When Solomon was born, the prophet Nathan nicknamed Solomon. You know what he nicknamed him? Jebediah. It means "loved of God". It tells us in the Bible that when Solomon was an infant, God set his love on him. Solomon? Sexual sin, multiple wives, pride, idolatry, foolishness. His live was full of all of that. But God set his love on him. God delighted to love Solomon graciously. Years after Solomon, Nehemiah came along returning from Persia to rebuild the walls of Jerusalem. And when Nehemiah discovered the Israelites who came back was starting to marry foreign wives, got back into idolatry, a few of them started that direction, he outlawed it. He said this, "Did not Solomon, king of Israel, sin regarding these things?" You don't wanna do what he did. You don't wanna fall into the judgment that that brings. "Yet among the many nations there was no king like him. He was loved by his God." Amazing that Nehemiah points out Solomon as a bad example, and yet says "he was loved by his God". In the midst of holding up Solomon as a negative example, not to be emulated, is it affirmed that God loved him. And you know what? It is sinners that God loves, and sets his love upon. Sinners like you and me, God loves whom he will in spite of our sin. Isn't that cause for rejoicing? When he chooses to love redemptively. When he chooses to love savingly. When he chooses to love eternally. He fully forgives, and never releases from that love. Oh, by the way, it also says in 1 Kings 33, that "Solomon loved the Lord." And we love him, because he first loved us.

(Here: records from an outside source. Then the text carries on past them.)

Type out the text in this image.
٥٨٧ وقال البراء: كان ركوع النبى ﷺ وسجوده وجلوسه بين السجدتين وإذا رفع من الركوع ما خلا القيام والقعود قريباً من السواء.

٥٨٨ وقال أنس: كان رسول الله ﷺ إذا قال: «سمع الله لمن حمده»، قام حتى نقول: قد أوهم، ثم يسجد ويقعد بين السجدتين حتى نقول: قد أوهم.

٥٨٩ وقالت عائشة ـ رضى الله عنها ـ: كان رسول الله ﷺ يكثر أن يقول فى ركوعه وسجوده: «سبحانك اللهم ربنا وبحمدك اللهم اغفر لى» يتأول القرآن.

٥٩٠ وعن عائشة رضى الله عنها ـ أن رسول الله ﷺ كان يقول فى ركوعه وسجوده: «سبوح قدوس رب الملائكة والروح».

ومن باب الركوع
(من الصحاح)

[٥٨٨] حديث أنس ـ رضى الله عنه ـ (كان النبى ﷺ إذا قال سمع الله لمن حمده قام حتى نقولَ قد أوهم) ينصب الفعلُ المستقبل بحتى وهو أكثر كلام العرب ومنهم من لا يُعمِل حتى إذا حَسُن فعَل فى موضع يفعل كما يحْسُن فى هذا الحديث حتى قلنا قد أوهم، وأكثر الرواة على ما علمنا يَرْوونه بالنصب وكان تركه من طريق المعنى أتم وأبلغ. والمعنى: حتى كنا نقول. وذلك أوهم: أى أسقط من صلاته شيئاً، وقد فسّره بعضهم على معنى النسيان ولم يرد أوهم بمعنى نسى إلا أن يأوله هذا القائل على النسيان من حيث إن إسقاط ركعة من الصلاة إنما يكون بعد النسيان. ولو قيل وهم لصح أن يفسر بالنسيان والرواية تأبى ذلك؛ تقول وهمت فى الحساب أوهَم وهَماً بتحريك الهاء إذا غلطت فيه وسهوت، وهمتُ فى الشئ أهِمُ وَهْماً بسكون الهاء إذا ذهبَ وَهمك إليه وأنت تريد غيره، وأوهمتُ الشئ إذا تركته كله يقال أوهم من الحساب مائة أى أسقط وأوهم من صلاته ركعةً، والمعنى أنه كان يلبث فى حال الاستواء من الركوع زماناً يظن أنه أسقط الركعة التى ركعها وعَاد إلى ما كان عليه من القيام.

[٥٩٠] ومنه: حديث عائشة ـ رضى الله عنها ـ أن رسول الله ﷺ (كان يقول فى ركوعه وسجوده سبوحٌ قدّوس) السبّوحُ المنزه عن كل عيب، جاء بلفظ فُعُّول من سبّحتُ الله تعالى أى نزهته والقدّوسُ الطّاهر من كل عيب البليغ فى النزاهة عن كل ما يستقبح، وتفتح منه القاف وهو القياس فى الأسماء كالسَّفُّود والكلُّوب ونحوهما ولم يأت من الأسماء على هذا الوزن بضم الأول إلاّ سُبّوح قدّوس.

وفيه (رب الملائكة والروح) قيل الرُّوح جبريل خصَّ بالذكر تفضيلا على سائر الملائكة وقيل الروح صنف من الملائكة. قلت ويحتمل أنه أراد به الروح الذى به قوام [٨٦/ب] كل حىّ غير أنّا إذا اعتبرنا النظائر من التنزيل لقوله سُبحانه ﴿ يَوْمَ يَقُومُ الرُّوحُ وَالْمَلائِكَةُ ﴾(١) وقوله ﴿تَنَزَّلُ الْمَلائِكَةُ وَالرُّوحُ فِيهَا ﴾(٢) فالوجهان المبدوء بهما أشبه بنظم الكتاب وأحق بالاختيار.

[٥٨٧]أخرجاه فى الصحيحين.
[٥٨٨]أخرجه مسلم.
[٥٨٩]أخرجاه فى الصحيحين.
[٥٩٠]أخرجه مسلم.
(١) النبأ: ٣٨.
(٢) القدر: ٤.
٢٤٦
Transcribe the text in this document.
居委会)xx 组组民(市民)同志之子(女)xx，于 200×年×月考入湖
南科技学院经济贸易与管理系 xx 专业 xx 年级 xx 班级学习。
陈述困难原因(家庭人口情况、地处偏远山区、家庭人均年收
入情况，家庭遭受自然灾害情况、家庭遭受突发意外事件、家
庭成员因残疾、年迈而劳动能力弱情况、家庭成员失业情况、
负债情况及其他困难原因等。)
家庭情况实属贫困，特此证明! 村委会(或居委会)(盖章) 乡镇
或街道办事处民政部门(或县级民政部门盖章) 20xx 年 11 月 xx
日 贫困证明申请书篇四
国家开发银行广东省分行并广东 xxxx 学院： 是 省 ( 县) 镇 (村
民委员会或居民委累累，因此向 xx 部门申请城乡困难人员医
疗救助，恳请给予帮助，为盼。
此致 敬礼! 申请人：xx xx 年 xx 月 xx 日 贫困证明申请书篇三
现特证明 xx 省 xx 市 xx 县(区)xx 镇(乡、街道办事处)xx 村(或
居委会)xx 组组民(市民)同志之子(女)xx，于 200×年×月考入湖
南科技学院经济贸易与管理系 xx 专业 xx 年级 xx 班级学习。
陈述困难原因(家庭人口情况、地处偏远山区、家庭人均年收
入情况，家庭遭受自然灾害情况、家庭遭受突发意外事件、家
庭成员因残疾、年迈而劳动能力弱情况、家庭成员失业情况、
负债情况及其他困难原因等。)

Join me in prayer. Our father, we remember the Lord, Jesus on the cross. Father, forgive them, they don't know what they're doing. And you heard his prayer. And you forgave a thief upon whom you set your saving love. And he was with you that day in paradise. And then you answered his prayer by forgiving a Centurion Soldier who was part of the execution crew. You saved him. And then in the book of Acts, it says many of the priests believed. No doubt, some of the priests who were standing on the hill that the cross, supporting the execution of this chair to the religious status quo. You saved - you penetrated through their darkness and saved them. And on the day of Pentecost, there were 3,000, and soon after that, 5,000 more, and thousands more, and you heard Jesus' prayer, and you saved many who probably were standing on the hill that day, maybe saying "crucify him". Father, we thank you that you penetrate through the rejection, through the hostility, and through the sin, for love savingly sinners, bring them to your staff and to give them eternal life. We are awed by this. We are stunned by it, and we are thrilled by it. We thank you for loving us first, and teaching us to love you in return. In Christ name, we ask, Amen.